# Motivational Rear Mounts



## xLyricistx (Jul 26, 2002)

Can someone post a pic or a drawing of the proper way the rear upper mounts are suppose to look installed.....the order of the parts ie. rubber ring, motivational mount, etc..etc..
I have the motivational mounts and dont think I installed them properly because now all I get is a loud clunking sound from both rear mounts, when hitting every bump...as if someone is hitting against the body with a hammer.
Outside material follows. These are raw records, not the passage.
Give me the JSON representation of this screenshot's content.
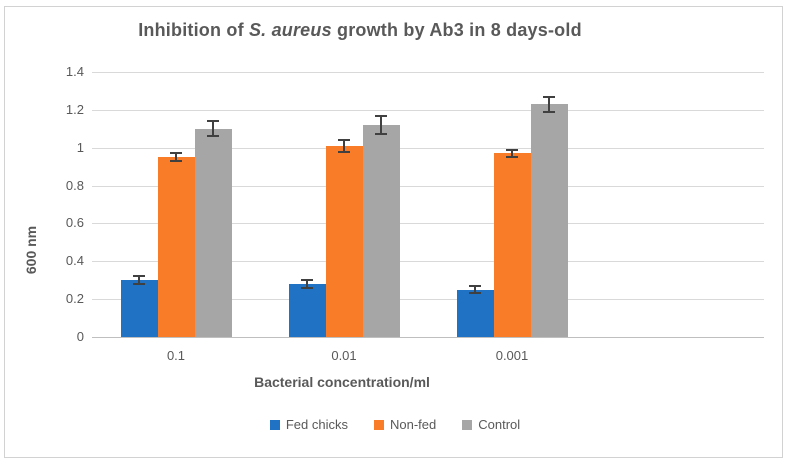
{
  "chart_data": {
    "type": "bar",
    "title_parts": [
      {
        "text": "Inhibition of ",
        "italic": false
      },
      {
        "text": "S. aureus",
        "italic": true
      },
      {
        "text": " growth by Ab3 in 8 days-old",
        "italic": false
      }
    ],
    "title_plain": "Inhibition of S. aureus growth by Ab3 in 8 days-old",
    "categories": [
      "0.1",
      "0.01",
      "0.001"
    ],
    "series": [
      {
        "name": "Fed chicks",
        "color": "#1f72c4",
        "values": [
          0.3,
          0.28,
          0.25
        ],
        "errors": [
          0.02,
          0.02,
          0.02
        ]
      },
      {
        "name": "Non-fed",
        "color": "#f97c28",
        "values": [
          0.95,
          1.01,
          0.97
        ],
        "errors": [
          0.02,
          0.03,
          0.02
        ]
      },
      {
        "name": "Control",
        "color": "#a6a6a6",
        "values": [
          1.1,
          1.12,
          1.23
        ],
        "errors": [
          0.04,
          0.05,
          0.04
        ]
      }
    ],
    "xlabel": "Bacterial concentration/ml",
    "ylabel": "600 nm",
    "ylim": [
      0,
      1.4
    ],
    "yticks": [
      "0",
      "0.2",
      "0.4",
      "0.6",
      "0.8",
      "1",
      "1.2",
      "1.4"
    ],
    "grid": true,
    "legend_position": "bottom",
    "colors": {
      "text": "#595959",
      "gridline": "#d9d9d9",
      "axis_line": "#bfbfbf",
      "error_bar": "#404040",
      "frame_border": "#d2d2d2",
      "background": "#ffffff"
    }
  }
}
I have Eibach Sportline with motivational mounts & AGX

Thanks


----------



## myoung (Apr 15, 2002)

xLyricistx said:


> *Can someone post a pic or a drawing of the proper way the rear upper mounts are suppose to look installed.....the order of the parts ie. rubber ring, motivational mount, etc..etc..
> I have the motivational mounts and dont think I installed them properly because now all I get is a loud clunking sound from both rear mounts, when hitting every bump...as if someone is hitting against the body with a hammer.
> 
> I have Eibach Sportline with motivational mounts & AGX
> ...


You probably need to add a spacer... Call Mike at Motivational


----------



## 057 (Aug 4, 2002)

I'm also getting the same noise, I have the gc/agx combo. The instructions from motiv. mike and the instructions from gc were different. I looked at Mike Youngs install and tried to copy it. I noticed that the spacers on Mikes are what appear to be 2 black bushings. I was supplied with one red one of a different shape. I noticed that the motiv. instructions were changed as well.


----------